Application

AWS Penetration Testing: Essential Guidance for 2021

AWS has revolutionized the way we build, deploy, and secure apps. But the security landscape is both deep and vast, and the nuances of these services can create confusion when looking for an AWS penetration test.

To help navigate this, we’ve boiled down some essential guidance for performing or contracting a pentest on AWS.

  1. What is an AWS Penetration Test?
  2. AWS Penetration Testing vs Traditional Penetration Testing
  3. The Importance of AWS Penetration Testing Scope
  4. Pentesting the Implementation of AWS Services
  5. Know What You Don’t Need in an AWS Pentest

1. What is an AWS Penetration Test?

An “AWS Penetration Test” actually has a few different meanings. And while all of these are valid, it’s important to know which one best fits your needs.

There are three common engagement styles for pentesting on AWS:

  1. Application Pentest on AWS – You have a web or mobile based application hosted on AWS. You might have an array of services that support the platform like, EC2, RDS, S3, Lambda, etc. This assessment will largely resemble a traditional application pentest, but requires special consideration for specific AWS services used within your stack.

  2. Network Pentest on AWS – Your organization does not necessarily have a flagship application or even develop any software at all. You may have migrated a datacenter to AWS and use infrastructure to support general business operations.

  3. AWS Infrastructure Pentest – Your organization uses a vast and complex array of services for IT, applications, and users. You want to fully understand the effectiveness of IAM policies and permissions. This assessment will generally provide the pentester with various AWS keys and allow them to attempt to escalate privileges.

Knowing which of the items above is most applicable to you is an important first step getting started. And now that we know what type of pentest we’re talking about, let’s look at what makes these assessments so unique.

2. AWS Penetration Testing vs Traditional Penetration Testing

The differences between an AWS pentest and a traditional one can vary wildly.
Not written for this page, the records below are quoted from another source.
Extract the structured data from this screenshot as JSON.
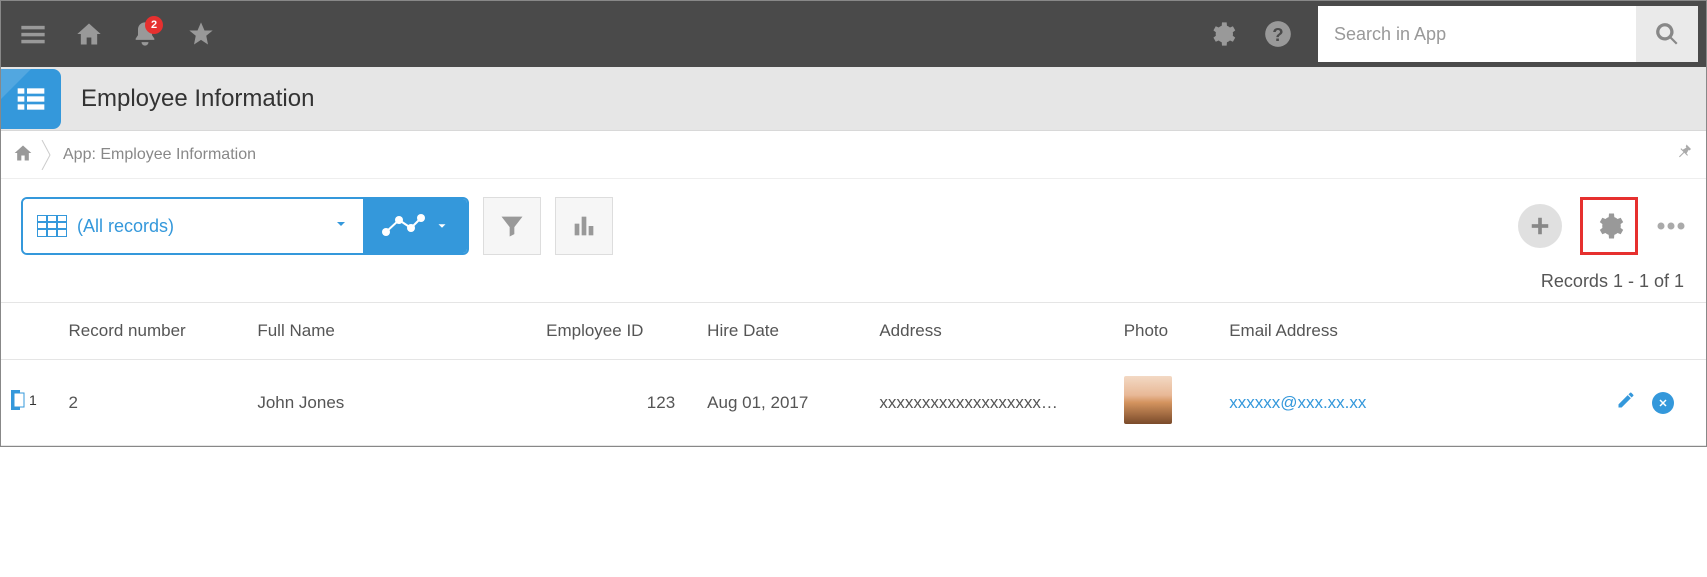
{
  "header": {
    "notification_count": "2",
    "search_placeholder": "Search in App"
  },
  "app": {
    "title": "Employee Information"
  },
  "breadcrumb": {
    "text": "App: Employee Information"
  },
  "toolbar": {
    "view_label": "(All records)"
  },
  "records_count": "Records 1 - 1 of 1",
  "table": {
    "columns": {
      "record_number": "Record number",
      "full_name": "Full Name",
      "employee_id": "Employee ID",
      "hire_date": "Hire Date",
      "address": "Address",
      "photo": "Photo",
      "email": "Email Address"
    },
    "rows": [
      {
        "index": "1",
        "record_number": "2",
        "full_name": "John Jones",
        "employee_id": "123",
        "hire_date": "Aug 01, 2017",
        "address": "xxxxxxxxxxxxxxxxxxx…",
        "email": "xxxxxx@xxx.xx.xx"
      }
    ]
  }
}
Some may be nearly identical, whereas others may be entirely tailored to your AWS workload.

The specialization required is subjective to both your application and AWS workload. Since it only takes one overlooked bug to have a major impact, it’s important to understand how each AWS service can be abused.

To illustrate this, let’s look at some examples of common old vs. new scenarios.

Example A: File Upload Vulnerabilities

Consider a web application that allows users to upload an image. A traditional pentest would require a tester to look for some of the following:

  • Directory Traversal Attacks
  • Review content type restrictions
  • Review object access controls

An AWS Pentest would likely include some of the following additional attacks:

  • Configuration of the S3 bucket.
  • Object-level S3 permissions.
  • Analysis of pre-signed keys generated.

A pentest team who is inexperienced with AWS may not identify S3 misconfigurations, and these frequently are the source of large data breaches.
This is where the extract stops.